Beloved Isle Cayman
- Territorial anthem of the Cayman Islands
- Lyrics: Leila Ross-Shier
- Music: Leila Ross-Shier
- Adopted: 1993

= Beloved Isle Cayman =

Regional anthem of the Cayman Islands

"Beloved Isle Cayman" is the official national song of the Cayman Islands, composed by Leila Ross-Shier in 1930. It became the official national song when the Cayman Islands Coat of Arms, Flag and National Song Law was passed in 1993. As a British Overseas Territory, the official national anthem is "God Save the King".

==History==
Leila Ross-Shier composed "Beloved Isle Cayman", and for many years the song was regarded as the Cayman Islands' unofficial national song. The lyrics include the phrases "soft, fresh breezes", "verdant trees", and "blue Caribbean Sea". It became the official national song in 1993, when the Cayman Islands Coat of Arms, Flag and National Song Law was passed. Formal recognition arrived in 1993, when the legislative assembly passed the original Coat of Arms, Flag and National Song Law; section 3 of the current 2005 revision defines the "National Song" as "Beloved Isle Cayman" and authorises the Governor in Cabinet to issue guidelines on occasions when it should be sung.

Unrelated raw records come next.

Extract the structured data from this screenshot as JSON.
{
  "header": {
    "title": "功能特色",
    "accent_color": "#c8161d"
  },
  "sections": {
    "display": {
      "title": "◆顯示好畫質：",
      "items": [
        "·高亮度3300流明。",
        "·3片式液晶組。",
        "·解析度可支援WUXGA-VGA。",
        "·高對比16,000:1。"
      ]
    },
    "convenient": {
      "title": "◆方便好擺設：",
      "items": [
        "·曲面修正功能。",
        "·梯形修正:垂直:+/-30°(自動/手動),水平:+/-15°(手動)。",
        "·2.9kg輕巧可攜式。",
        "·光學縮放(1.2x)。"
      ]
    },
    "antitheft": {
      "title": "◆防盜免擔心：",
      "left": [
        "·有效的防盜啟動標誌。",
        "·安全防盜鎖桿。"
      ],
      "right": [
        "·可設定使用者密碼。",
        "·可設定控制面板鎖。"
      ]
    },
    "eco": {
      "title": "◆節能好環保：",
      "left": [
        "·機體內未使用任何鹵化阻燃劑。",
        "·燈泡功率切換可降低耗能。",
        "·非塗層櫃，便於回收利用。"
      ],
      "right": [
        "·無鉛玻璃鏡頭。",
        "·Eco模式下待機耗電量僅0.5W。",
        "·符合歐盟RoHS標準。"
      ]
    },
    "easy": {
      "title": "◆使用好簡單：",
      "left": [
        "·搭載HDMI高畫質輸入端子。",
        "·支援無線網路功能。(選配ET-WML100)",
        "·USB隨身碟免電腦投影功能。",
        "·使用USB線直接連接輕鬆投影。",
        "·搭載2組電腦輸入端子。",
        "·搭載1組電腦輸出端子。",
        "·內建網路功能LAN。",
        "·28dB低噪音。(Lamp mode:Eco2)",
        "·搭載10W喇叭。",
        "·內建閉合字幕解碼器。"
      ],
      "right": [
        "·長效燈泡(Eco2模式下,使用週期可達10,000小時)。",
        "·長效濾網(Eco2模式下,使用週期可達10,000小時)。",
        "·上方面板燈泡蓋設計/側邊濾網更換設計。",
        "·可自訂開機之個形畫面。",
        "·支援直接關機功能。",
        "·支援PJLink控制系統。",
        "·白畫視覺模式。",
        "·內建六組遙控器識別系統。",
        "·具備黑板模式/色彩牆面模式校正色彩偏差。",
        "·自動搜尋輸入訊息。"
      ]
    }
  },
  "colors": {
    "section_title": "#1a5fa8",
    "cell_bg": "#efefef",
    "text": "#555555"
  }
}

Ross-Shier (1886–1968) was a prominent cultural figure whose career spanned education, librarianship and civic administration; she also organised concerts, served as a church organist, and supported women's suffrage. She was recognised in 1965 with a certificate of honour for her contributions to music in Cayman, and later received the Heroes Day Spirit of Excellence Award in 2009; in 2021, she was declared the Cayman Islands' tenth National Hero. In November 2023, the Cayman Islands National Museum opened the exhibition "I Cannot Thee Forget: Ms Leila Ross-Shier", named after a line from the national song she composed; it featured artefacts, preserved family heirlooms, replications of originals, and a video presentation describing her influence on community life and development.